Purpose : Recently, we demonstrated that TGF-β induced cell-cell junction formation when added to confluent corneal endothelial cells (CECs) in vitro. The purpose of this study was to investigate the signalling pathways associated with this enhanced intercellular junction formation.

Methods : Human CECs (N = 8 populations) at passage 3 were cultured using a dual media approach containing TGF-β2 (5 ng/ml) or not (control condition) during the maturation phase. RNA was collected for gene profiling microarray (SurePrint G3 Human GE; 60 000 probes, Agilent Technologies) after the third TGF-β2 dose. Proteins were also collected for phosphorylated proteins screening (TGF-β phospho antibody array, 176 antibodies against phosphorylated and total forms, Fullmoon biosystems; Phospho kinase array, 45 antibodies against phosphorylated forms, R&D systems). Proteome profiling results were confirmed by western blot analysis.

Results : Microarray analysis revealed that the presence of TGF-β2 upregulated 105 genes (2-fold change) and downregulated 50 genes. Functional analysis showed that 20% of the overexpressed genes encoded for cell-extracellular matrix adhesion proteins. Among the 129 phosphorylated proteins studied, 18 had a 2-fold difference between TGF-β2 condition over the control condition, including SMAD3, AKT, FAK, STAT5 and SRC kinases family. Western blot analysis confirmed SMAD3 (2.2X, p = 0.03) and AKT (1.8X, p = 0.07) activation by TGF-β2.

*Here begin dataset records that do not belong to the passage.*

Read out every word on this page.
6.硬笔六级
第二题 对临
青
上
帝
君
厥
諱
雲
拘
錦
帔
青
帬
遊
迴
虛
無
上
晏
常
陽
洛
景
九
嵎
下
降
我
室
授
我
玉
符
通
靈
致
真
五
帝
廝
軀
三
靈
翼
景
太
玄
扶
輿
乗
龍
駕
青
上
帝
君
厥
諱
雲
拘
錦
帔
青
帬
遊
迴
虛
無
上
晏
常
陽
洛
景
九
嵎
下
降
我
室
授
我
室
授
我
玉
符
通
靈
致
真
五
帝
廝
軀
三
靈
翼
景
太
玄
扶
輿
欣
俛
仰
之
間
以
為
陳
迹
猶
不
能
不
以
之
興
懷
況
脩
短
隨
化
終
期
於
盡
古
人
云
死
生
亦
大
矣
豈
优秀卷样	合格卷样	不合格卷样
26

Conclusions : This study suggests a role for cell-extracellular matrix adhesion and it identifies kinases (AKT, SMAD3, FAK, STAT5 and SRC family) potentially associated with TGF-β induced cell-cell junctions. Understanding intercellular junctions formation sheds insight into the role of TGF-β in regulating the corneal endothelium’s integrity in vivo.

This abstract was presented at the 2019 ARVO Annual Meeting, held in Vancouver, Canada, April 28 - May 2, 2019.